DHS: Guest worker program would help border agencies

Homeland Security Secretary Michael Chertoff said Thursday that a temporary worker program for migrants who want jobs in the United States and stronger sanctions against employers who knowingly hire undocumented workers are critical to improved border security.

Chertoff said the government has "no other choice" but to develop a legal channel that will match willing migrants with U.S. employers in order to relieve the strain on the Border Patrol and the Immigration and Customs Enforcement bureau. House Republicans in particular are bitterly divided on whether border security reforms should include a temporary worker program.

"If we don't have a temporary worker program, I think it's going to be extraordinarily difficult to ask our Border Patrol agents and our ICE agents to stem the tide that is driven by a huge economic engine of employers looking for people who can work [in jobs that] won't be done by Americans," Chertoff told reporters during a briefing on the administration's Border Security Initiative.

About 80 House lawmakers -- most of them Republicans -- wrote President Bush a letter in October saying they will be opposed to a temporary worker program until current border laws are enforced.

Another side of border security, which has attracted less attention in recent weeks, entails punishing employers who knowingly hire illegal immigrants.

"The employers are driving the demand," Chertoff said. "Employers, by giving jobs to illegal migrants, are causing illegal migrants to come and stay."

Chertoff said the government has an obligation to give employers "a convenient, efficient and secure way to validate and verify that they have migrants who are temporary workers." On the flip side, he added, employers who knowingly hire undocumented workers should be penalized.

The Homeland Security Department plans to announce new regulations aimed at helping employers verify the workers' identities, Chertoff said.
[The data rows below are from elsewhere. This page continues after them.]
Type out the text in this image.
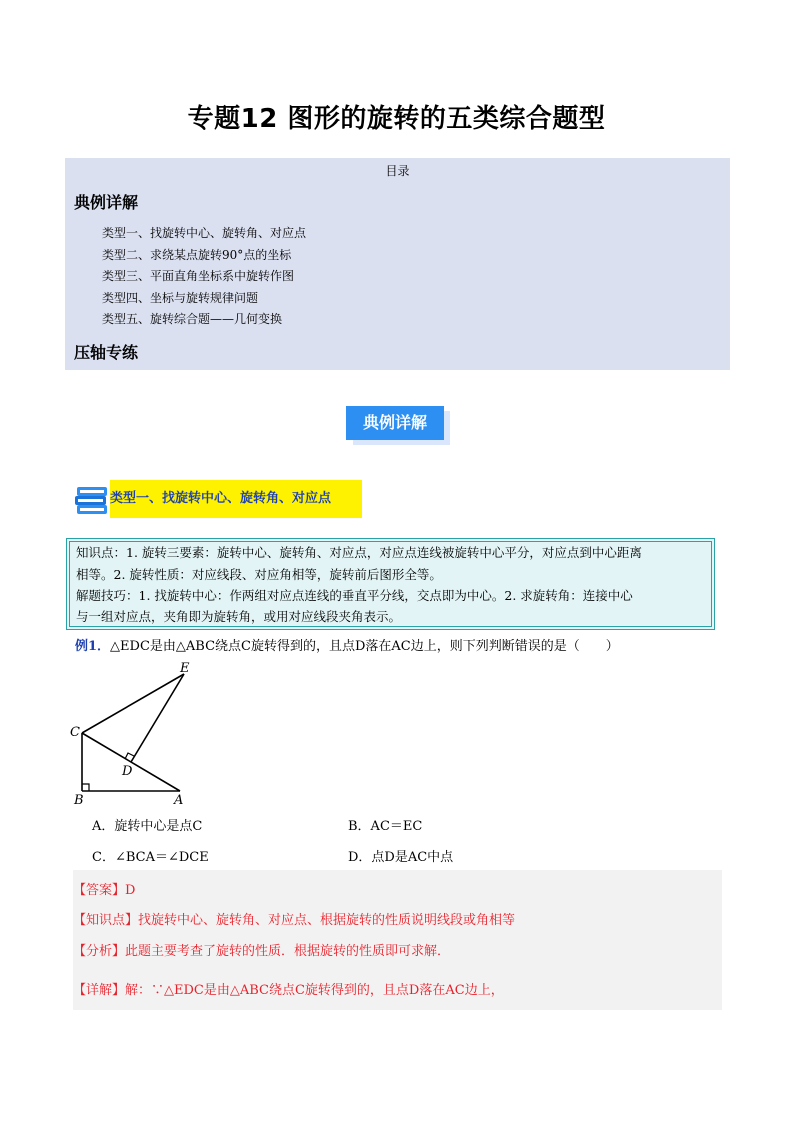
专题12 图形的旋转的五类综合题型
目录
典例详解
类型一、找旋转中心、旋转角、对应点
类型二、求绕某点旋转90°点的坐标
类型三、平面直角坐标系中旋转作图
类型四、坐标与旋转规律问题
类型五、旋转综合题——几何变换
压轴专练
典例详解
类型一、找旋转中心、旋转角、对应点
知识点：1. 旋转三要素：旋转中心、旋转角、对应点，对应点连线被旋转中心平分，对应点到中心距离
相等。2. 旋转性质：对应线段、对应角相等，旋转前后图形全等。
解题技巧：1. 找旋转中心：作两组对应点连线的垂直平分线，交点即为中心。2. 求旋转角：连接中心
与一组对应点，夹角即为旋转角，或用对应线段夹角表示。
例1．△EDC是由△ABC绕点C旋转得到的，且点D落在AC边上，则下列判断错误的是（　　）
E
C
D
B	A
A．旋转中心是点C	B．AC＝EC
C．∠BCA＝∠DCE	D．点D是AC中点
【答案】D
【知识点】找旋转中心、旋转角、对应点、根据旋转的性质说明线段或角相等
【分析】此题主要考查了旋转的性质．根据旋转的性质即可求解．
【详解】解：∵△EDC是由△ABC绕点C旋转得到的，且点D落在AC边上，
Currently, companies can use the Basic Pilot Employment Verification Program. But the program is voluntary and has been criticized for its reliance on old and inaccurate databases.

Chertoff said DHS needs to examine whether employers should be required to do background checks on workers.

"We're looking at the whole system," he said, "and I can predict in the next weeks you're going to see a number of regulatory and policy changes that will be designed to do two things: make it easier for employers to verify employment but also say that if you don't verify employment, there's going to be tougher punishment and quicker punishment."

Critics argue, however, that ICE is understaffed and lacks the resources for effective worksite enforcement. The department primarily has been focused on enforcement operations at critical infrastructure sites, military bases and airports, they say.

"I think there's a lot of lip service in this town about solving this problem," said T.J. Bonner, president of the National Border Patrol Council. "I see no willingness on the part of this administration to be serious about this. They're talking as though the guest worker program will solve all the problems. If that were the case, no one would be crossing the border right now because everyone who wanted a job would already be in the country."

Another possible measure might involve requiring migrants to return to their home countries in order to collect benefits from their employment in the United States, Chertoff added, without elaborating.

But he said DHS does not support building a physical wall along the border. Such an effort would be "phenomenally expensive, wouldn't be particularly effective" and would still need to be backed up with technology and agents, he said.

"You could say in some ways we're going to have a virtual fence, because we're going to use a mix of technology and Border Patrol and infrastructure to create what is in effect a barrier to entry," Chertoff said. "But it's going to be a smart fence, not a stupid fence."